Event: Recentering Our Universities

National Association of Scholars

In the past 60 years, American universities abandoned traditional general education requirements that gave students shared knowledge of the history, ideals, and institutions of America and Western Civilization, as well as a proper introduction to science, mathematics, and writing composition. Our college graduates all too frequently have learned to hate America from ignorance, but lack the knowledge they need to succeed in their careers or act as informed citizens. The American public rightly has lost its confidence in higher education and its ability to train tomorrow’s teachers, physicians, and leaders.

The General Education Act provides a solution.

The National Association of Scholars (NAS), the James G. Martin Center for Academic Renewal, and the Ethics & Public Policy Center (EPPC) have published the new model General Education Act (GEA). The GEA reforms and replaces the failed system of cafeteria-style distribution requirements geared to faculty research specialties, rather than to the true requisites of liberal education. The Act's authors—Stanley Kurtz of EPPC, David Randall of NAS, and Jenna Robinson of the Martin Center—will discuss why the GEA is necessary, what it aims to achieve, and why it is a practical means to achieve its goal.

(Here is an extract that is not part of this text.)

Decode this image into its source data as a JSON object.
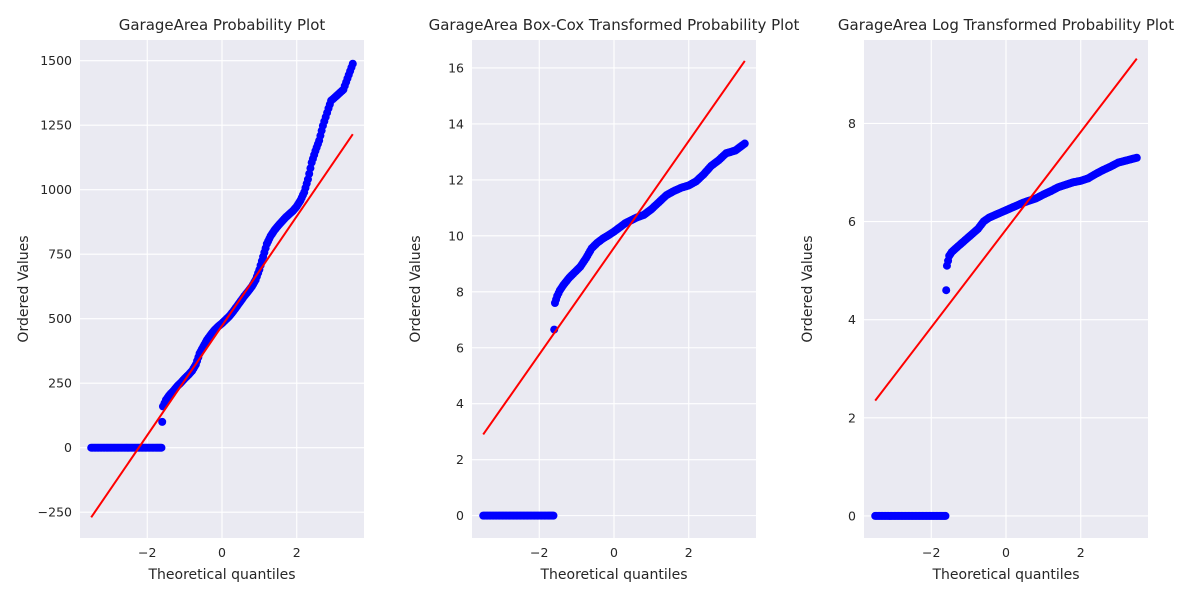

Join the National Association of Scholars on Thursday, November 16, at 2 pm ET, to learn more about the GEA and how it will restore a common civic education to the center of American public university education.

This event will feature Stanley Kurtz, Senior Fellow at EPPC; David Randall, Director of Research at NAS; Jenna Robinson, President of the James G. Martin Center for Academic Renewal; and Shannon Watkins, Research Associate at the James G. Martin Center for Academic Renewal.